Blazing with surprise and happiness, feeling the rightness of him, of them, she clasped his hands and gazed into the love shining in his eyes. “Luther? Are you ever going to kiss me?” The brazenness of the question shocked her, then she let it go. She was not the same timid, unsure girl she had been before this journey. A woman had replaced that girl, a woman who knew what she wanted and was not afraid to reach for it.

Grinning, he pulled her close. He kissed her tenderly, gently, as if she were a fragile porcelain creature who might shatter if he applied too much pressure. When he eased back, anxiously scanning her face, Les sighed. She was going to have to lead him every step of the way. Rising on tiptoe, she wound her arms around his neck, pressed her body hard against his, and kissed him with all the fire and passion she had been saving for a lifetime. This time when their lips parted, he looked stunned. But only for a moment. His hands tightened on her waist then slid to her buttocks and he caught her up against him. When his lips crushed hers, his kiss was as passionate as she had dreamed, a kiss like none other she had ever received.

Breathless and feeling her heart beating hard against her chest, she blinked. “I think we’re getting the hang of this.”

Laughing, he folded her into his arms and pressed her against his heart. “Say you’ll marry me, Les, I beg you. I want this to be the shortest courtship on record. I’ve waited long enough.”

Easing back in his arms, she lifted her fingertips to his lips. “Luther, will you ever wonder if I accepted you because we lost the contest, and I had no way to support myself?”

“Is that why?”

“No. I want to marry you because I love you.”

He cupped her face between his hands. “Oh, my dearest. Then you will marry me, and make me the happiest man on earth?”

“Oh yes,” she said, laughing and throwing her arms around him. “Yes, yes, yes!”

Someday she would tell him about Ward. What their relationship had been, and all that had happened. But not now. Tonight was for love and the wonder of discovery.

An hour before dawn she stumbled toward her bedroll, and as she sat down to jerk off her boots, she suddenly remembered her shift on night watch. With a guilty start, she began to rise, then Freddy pushed up from her pillow and squinted at her.

“I took your shift,” she muttered sleepily. “Are you still a virgin?”

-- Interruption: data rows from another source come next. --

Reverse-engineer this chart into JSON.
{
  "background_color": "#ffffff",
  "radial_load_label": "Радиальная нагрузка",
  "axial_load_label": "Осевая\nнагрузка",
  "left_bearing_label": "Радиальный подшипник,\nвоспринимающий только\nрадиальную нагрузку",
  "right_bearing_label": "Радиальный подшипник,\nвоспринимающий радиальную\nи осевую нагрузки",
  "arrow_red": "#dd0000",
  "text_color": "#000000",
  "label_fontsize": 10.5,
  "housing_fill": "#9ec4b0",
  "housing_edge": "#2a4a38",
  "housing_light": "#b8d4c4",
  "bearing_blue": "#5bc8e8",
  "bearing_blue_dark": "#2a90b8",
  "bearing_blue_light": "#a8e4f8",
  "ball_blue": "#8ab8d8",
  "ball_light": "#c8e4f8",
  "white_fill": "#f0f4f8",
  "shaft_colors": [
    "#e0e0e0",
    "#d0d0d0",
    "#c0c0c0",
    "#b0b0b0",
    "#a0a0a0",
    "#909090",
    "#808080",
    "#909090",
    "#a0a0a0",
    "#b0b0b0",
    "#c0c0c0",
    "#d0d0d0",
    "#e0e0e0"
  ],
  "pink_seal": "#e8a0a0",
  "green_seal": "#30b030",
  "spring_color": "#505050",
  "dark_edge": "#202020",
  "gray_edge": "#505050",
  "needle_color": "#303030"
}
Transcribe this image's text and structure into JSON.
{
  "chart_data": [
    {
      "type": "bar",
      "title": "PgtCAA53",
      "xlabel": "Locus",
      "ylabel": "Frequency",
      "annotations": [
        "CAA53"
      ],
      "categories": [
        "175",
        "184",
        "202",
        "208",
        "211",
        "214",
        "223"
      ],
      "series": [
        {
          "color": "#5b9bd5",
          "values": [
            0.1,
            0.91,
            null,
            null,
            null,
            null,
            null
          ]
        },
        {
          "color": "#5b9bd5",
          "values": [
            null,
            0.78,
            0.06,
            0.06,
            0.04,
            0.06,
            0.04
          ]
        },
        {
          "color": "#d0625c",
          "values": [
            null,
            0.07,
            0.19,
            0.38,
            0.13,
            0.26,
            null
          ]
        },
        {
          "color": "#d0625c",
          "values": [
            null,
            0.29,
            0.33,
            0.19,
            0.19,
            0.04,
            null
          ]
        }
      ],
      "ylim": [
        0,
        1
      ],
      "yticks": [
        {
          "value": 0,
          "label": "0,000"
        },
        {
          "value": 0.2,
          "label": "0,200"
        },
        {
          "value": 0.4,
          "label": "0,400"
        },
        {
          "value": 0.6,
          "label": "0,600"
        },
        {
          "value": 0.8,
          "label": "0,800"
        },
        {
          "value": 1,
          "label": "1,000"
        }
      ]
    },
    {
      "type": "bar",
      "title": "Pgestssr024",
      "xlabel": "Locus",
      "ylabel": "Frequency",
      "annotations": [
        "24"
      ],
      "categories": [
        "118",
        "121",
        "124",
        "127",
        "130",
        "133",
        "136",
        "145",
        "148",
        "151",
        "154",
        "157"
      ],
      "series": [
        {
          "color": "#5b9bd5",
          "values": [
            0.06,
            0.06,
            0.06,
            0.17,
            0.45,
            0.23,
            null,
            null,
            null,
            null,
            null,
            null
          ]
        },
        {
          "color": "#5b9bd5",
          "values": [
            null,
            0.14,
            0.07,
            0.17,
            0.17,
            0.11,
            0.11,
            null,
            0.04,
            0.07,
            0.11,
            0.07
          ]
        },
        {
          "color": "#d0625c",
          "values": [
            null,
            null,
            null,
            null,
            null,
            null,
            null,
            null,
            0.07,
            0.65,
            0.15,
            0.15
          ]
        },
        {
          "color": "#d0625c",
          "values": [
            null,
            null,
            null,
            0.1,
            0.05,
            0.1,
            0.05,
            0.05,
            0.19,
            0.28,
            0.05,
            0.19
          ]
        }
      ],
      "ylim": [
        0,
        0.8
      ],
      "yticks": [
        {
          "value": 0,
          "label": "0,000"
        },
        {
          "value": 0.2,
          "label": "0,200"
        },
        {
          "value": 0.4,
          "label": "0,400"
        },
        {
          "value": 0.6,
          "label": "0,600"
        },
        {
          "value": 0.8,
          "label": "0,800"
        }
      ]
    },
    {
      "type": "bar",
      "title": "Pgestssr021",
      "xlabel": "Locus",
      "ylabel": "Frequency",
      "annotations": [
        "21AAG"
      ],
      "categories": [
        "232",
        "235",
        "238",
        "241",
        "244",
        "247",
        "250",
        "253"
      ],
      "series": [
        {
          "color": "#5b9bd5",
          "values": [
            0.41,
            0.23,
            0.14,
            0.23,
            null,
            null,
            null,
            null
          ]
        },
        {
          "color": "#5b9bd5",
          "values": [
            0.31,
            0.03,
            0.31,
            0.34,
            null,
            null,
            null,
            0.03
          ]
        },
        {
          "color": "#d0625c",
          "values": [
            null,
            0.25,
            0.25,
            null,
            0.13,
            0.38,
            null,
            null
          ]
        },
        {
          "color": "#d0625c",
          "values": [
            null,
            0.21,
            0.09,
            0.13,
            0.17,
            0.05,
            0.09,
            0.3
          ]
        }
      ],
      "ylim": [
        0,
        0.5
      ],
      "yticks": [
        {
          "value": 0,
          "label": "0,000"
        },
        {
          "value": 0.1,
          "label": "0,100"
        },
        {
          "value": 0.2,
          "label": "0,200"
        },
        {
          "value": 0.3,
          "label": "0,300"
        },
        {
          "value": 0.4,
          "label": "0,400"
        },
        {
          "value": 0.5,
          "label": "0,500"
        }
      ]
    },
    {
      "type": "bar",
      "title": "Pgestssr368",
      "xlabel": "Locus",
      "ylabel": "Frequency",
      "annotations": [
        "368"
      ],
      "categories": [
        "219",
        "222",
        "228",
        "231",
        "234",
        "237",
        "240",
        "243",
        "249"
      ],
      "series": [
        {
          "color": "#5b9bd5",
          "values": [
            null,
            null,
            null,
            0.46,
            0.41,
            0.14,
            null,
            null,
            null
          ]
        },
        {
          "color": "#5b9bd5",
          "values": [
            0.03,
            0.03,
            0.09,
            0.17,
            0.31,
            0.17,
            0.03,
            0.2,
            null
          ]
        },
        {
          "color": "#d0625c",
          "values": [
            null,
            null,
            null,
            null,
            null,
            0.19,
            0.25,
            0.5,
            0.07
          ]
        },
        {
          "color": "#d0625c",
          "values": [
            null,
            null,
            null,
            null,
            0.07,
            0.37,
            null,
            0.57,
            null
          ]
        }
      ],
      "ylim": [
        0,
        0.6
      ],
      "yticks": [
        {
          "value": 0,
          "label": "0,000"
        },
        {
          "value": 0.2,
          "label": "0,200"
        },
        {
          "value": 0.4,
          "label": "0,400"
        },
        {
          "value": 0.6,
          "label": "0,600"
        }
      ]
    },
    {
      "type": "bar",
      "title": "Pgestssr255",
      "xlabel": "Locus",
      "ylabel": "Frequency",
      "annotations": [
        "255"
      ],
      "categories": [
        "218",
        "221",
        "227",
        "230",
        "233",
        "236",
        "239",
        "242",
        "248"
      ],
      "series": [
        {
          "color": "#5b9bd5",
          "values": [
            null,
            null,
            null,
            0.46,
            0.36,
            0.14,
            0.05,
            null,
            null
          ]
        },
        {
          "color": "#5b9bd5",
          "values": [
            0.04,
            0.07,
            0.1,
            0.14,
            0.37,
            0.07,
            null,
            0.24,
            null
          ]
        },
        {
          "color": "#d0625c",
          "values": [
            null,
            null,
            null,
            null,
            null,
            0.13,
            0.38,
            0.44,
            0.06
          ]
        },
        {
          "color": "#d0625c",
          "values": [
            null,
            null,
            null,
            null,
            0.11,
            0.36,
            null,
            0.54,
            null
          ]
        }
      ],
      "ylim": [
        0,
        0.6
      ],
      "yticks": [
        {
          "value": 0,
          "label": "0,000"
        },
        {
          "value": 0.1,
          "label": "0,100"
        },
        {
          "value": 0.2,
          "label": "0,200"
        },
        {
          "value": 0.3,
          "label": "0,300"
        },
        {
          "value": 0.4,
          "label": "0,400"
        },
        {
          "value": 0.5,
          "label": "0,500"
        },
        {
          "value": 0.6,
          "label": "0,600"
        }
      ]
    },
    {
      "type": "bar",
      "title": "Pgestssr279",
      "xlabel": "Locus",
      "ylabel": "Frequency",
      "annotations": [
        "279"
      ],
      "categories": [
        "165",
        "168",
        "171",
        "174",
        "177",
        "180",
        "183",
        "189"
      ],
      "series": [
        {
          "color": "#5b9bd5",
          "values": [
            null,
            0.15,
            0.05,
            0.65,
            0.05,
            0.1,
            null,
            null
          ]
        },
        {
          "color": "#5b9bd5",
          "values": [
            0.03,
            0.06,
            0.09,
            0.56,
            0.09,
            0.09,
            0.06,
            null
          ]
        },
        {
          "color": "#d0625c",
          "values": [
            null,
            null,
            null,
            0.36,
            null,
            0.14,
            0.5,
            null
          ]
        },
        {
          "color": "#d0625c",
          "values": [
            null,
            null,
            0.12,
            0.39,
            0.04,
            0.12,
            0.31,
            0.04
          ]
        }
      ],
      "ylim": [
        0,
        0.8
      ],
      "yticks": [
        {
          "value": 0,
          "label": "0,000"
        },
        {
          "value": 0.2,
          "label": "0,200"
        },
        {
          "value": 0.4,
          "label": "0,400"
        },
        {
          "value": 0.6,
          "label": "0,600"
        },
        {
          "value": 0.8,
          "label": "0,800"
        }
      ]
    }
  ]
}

Shocked, Les stared at her. “Of course! You are so vulgar, Freddy.”

“Too bad,” Freddy said, dropping back on her pillow. “About the virgin part, I mean.”

Laughing softly, Les crawled into her blankets and smiled up at the fading stars. Freddy’s rude question kept returning to her mind, making her feel warm all over and remember Luther’s kisses. He was right. The wedding needed to be very soon. Perhaps in Abilene.

“Pa?” she whispered, looking up at the velvety sky. “Thank you. This cattle drive is the best gift you ever gave me.” She’d found something far better than an inheritance. She’d found herself. And her sisters. And Luther.


“You know,” Freddy said, striding up to the chuck-wagon table. She slid her noon plate into the wreck pan and watched Alex cut chunks of meat for their supper stew. “I used to think you were smart.”

“Is that right?” Alex asked drily. “So what happened to change your mind?”

“The stupid way you’re behaving. For a person who has to be right all the time, you’re wrong about a lot of things. Maybe it’s time you thought about that.”

Alex looked up from her worktable and frowned in surprise. This was a familiar argument with roots twisting into their childhood. She’d believed this hard journey had changed her relationship with her sisters and laid to rest old conflicts. “What are you talking about?”